Blink and other tech companies are considering some form of what is known as the 3-2 business people model – three days in the office, two away.
F5, the network and application security company, is planning a similar approach to Blink. The company had more than 1,400 employees in its Fifth Avenue tower prior to the pandemic. Currently, fewer than 5% of these workers are in the building. But that will change, said spokesman Rob Grüning.
“When we surveyed our employees throughout the pandemic to get an idea of how they would like to work in the future, a significant majority expressed a desire for flexible schedules – the ability to interact and collaborate in the office and remotely if necessary to work I have to concentrate, ”he said.
“Some people will still be coming to the office full-time and others will be working remotely full-time, but a much larger percentage will do a mix of both,” he said, adding that F5 does not require vaccination of its workforce. The hybrid working model means the company has sublet six floors of its building but has no intention of leaving downtown Seattle, he said.

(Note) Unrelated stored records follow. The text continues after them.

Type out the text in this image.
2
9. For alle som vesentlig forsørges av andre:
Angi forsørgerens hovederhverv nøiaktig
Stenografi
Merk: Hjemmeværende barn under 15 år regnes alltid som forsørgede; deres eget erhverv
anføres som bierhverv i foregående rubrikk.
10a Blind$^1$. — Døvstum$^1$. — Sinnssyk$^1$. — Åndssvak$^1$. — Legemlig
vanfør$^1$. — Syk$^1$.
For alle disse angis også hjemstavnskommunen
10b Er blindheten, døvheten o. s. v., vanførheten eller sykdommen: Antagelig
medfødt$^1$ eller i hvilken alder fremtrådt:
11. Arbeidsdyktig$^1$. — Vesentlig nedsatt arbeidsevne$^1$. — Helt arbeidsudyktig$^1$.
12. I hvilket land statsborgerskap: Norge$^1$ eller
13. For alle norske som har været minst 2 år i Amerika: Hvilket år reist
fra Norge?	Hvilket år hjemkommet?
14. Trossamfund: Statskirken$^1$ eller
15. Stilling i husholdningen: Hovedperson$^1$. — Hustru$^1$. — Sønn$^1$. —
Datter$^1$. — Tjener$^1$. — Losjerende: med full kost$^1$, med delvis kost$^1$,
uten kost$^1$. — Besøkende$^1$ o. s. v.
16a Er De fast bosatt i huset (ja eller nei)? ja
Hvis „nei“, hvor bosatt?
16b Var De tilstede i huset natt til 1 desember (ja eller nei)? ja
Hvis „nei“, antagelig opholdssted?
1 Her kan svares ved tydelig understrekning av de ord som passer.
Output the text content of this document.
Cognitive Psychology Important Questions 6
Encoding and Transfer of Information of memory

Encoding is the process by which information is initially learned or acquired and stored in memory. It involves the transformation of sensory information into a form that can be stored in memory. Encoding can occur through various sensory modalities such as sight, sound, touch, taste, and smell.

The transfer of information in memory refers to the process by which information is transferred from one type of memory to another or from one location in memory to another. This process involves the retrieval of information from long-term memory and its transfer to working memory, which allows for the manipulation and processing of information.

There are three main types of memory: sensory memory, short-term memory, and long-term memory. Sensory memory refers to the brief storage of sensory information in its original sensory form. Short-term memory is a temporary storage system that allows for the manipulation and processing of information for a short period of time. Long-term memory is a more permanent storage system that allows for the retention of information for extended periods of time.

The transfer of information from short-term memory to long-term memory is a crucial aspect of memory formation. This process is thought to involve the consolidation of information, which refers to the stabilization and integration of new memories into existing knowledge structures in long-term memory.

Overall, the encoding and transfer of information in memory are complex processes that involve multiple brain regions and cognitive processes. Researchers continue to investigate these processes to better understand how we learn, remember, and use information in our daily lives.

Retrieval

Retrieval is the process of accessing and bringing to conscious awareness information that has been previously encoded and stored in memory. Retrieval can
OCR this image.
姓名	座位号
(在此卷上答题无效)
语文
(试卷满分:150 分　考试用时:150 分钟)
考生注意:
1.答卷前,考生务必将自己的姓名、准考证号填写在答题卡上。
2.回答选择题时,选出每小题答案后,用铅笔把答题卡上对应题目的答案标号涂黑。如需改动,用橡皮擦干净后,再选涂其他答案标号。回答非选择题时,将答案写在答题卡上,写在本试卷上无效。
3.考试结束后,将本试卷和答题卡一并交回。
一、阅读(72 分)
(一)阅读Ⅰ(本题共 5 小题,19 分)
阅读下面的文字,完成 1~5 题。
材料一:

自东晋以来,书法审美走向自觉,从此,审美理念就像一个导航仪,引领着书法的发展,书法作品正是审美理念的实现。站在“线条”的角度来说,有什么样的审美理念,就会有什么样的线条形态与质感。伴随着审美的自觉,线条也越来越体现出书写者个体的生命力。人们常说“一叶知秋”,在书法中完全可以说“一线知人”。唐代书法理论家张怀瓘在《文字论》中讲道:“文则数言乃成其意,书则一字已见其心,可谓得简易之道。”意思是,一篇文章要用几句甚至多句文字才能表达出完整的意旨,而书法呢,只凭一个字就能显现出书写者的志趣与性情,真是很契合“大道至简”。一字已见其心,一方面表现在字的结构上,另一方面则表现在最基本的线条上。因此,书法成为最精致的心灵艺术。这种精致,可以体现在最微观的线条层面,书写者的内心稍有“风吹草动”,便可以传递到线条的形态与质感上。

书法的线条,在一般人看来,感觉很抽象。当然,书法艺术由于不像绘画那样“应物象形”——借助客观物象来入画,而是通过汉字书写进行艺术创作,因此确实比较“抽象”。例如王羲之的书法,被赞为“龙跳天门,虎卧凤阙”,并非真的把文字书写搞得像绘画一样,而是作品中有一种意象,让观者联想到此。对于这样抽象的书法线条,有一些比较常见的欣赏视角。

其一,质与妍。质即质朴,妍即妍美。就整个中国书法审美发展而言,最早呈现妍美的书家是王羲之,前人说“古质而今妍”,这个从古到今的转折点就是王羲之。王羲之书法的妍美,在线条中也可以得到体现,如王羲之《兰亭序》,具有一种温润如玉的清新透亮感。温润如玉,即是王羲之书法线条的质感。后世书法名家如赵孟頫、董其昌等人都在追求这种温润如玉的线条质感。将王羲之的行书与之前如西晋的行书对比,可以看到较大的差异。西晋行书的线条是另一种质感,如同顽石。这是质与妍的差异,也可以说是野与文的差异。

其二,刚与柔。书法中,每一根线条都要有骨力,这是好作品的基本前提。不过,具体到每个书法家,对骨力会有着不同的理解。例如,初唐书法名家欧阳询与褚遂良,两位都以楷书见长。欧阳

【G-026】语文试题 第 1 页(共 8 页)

Amperity’s Chan said managers there are planning a 3-2 personnel model and mandatory vaccinations for the 115 Seattle-based workers. The customer data platform company will maintain the same downtown presence, Chan said.
Amperity has never considered moving, and managers are still seeing significant benefits in the Seattle business district. “Accessibility and central location, amenities and of course the energy,” she said.